Failing to update the traceability chain when reference materials change. WHO International Standards are periodically replaced. When a WHO IS for a given measurand is replaced by a new preparation, the assigned unitage may change (sometimes significantly), and all manufacturers using that IS must update their calibration hierarchies, re-assign calibrator values, and assess the impact on clinical results. Failure to track these updates can result in silent shifts in reported patient values.

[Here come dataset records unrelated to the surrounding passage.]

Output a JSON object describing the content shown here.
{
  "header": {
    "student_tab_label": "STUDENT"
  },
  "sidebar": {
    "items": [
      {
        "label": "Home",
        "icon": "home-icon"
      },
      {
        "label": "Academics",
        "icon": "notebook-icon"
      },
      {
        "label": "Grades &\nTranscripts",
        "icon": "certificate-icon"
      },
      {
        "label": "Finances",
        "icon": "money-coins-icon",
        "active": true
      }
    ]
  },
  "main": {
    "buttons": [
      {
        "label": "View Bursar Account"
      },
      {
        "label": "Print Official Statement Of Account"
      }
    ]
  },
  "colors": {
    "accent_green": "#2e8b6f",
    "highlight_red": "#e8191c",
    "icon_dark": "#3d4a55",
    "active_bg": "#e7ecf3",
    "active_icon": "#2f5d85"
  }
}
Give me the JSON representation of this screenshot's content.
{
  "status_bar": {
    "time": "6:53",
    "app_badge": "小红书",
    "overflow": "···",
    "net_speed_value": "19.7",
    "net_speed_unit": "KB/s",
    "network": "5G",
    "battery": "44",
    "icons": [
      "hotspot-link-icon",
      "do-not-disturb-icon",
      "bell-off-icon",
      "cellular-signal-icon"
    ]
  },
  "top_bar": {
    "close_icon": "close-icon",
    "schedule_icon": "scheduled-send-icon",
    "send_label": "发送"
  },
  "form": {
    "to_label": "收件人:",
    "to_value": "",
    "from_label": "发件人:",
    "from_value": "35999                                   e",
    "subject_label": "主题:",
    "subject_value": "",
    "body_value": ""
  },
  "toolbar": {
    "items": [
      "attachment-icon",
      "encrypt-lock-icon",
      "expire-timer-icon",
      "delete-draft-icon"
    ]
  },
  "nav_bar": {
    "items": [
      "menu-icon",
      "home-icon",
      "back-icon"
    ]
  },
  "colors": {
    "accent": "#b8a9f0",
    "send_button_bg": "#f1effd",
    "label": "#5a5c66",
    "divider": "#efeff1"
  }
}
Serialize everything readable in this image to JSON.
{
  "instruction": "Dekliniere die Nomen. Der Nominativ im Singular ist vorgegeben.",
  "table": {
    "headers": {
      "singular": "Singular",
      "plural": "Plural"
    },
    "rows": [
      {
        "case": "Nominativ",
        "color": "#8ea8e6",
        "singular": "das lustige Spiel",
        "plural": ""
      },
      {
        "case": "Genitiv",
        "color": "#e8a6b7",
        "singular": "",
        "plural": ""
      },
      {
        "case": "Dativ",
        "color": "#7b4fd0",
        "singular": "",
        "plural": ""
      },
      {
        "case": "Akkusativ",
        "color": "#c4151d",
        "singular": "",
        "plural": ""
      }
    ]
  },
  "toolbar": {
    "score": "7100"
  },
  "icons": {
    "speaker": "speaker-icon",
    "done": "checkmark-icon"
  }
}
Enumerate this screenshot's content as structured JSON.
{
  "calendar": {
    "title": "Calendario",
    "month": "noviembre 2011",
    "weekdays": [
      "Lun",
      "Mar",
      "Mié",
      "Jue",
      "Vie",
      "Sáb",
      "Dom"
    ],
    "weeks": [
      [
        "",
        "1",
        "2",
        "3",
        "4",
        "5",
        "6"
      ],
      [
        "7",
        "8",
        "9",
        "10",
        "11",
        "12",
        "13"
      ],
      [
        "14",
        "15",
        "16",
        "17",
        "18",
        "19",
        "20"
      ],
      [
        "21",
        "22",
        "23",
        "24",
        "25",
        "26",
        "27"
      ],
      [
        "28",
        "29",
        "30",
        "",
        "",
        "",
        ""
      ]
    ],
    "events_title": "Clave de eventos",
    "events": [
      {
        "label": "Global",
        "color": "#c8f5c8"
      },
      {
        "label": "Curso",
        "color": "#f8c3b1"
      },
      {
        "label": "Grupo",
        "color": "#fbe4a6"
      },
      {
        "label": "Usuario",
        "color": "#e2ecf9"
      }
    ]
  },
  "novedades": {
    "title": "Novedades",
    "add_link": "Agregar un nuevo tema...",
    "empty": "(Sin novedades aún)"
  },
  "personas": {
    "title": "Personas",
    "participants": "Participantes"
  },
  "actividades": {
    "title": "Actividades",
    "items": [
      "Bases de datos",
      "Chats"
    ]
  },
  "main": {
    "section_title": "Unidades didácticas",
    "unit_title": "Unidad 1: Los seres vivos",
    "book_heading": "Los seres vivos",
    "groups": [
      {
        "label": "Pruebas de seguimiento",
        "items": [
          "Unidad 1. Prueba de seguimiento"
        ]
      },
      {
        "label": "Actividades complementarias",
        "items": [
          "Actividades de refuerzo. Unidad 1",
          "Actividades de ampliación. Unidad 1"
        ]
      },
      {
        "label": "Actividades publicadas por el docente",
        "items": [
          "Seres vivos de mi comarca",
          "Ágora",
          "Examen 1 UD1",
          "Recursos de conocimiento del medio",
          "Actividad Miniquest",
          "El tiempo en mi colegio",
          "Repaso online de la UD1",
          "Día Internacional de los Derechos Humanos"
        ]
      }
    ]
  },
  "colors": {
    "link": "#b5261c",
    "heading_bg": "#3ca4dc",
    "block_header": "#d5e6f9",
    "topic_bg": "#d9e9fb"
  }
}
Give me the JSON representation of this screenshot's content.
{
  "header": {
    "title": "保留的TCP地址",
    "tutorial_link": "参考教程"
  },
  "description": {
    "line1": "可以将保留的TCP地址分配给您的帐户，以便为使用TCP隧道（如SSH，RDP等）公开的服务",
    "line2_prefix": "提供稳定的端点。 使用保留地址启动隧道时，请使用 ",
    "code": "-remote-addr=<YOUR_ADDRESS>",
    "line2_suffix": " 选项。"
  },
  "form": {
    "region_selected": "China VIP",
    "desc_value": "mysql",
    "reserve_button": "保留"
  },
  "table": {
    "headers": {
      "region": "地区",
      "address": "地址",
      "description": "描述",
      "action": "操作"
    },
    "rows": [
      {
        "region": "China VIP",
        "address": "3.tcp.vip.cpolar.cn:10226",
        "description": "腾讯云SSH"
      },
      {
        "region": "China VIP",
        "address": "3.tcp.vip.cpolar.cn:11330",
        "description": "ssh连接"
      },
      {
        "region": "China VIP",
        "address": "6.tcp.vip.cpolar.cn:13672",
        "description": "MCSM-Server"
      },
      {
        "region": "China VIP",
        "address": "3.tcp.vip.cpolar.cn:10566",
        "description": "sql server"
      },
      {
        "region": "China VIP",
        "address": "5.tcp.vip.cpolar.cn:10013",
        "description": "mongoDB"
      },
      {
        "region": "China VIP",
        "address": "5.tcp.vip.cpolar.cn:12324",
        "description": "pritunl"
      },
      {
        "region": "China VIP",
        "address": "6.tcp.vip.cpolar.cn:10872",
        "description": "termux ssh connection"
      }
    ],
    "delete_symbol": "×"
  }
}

Confusing precision controls with trueness controls. Precision controls (sometimes called internal quality controls) monitor the repeatability and intermediate precision of the measurement system. Trueness controls have value assignments traceable to higher-order references and monitor accuracy (bias). Both are needed, but they serve different purposes, and regulatory expectations for their traceability documentation differ.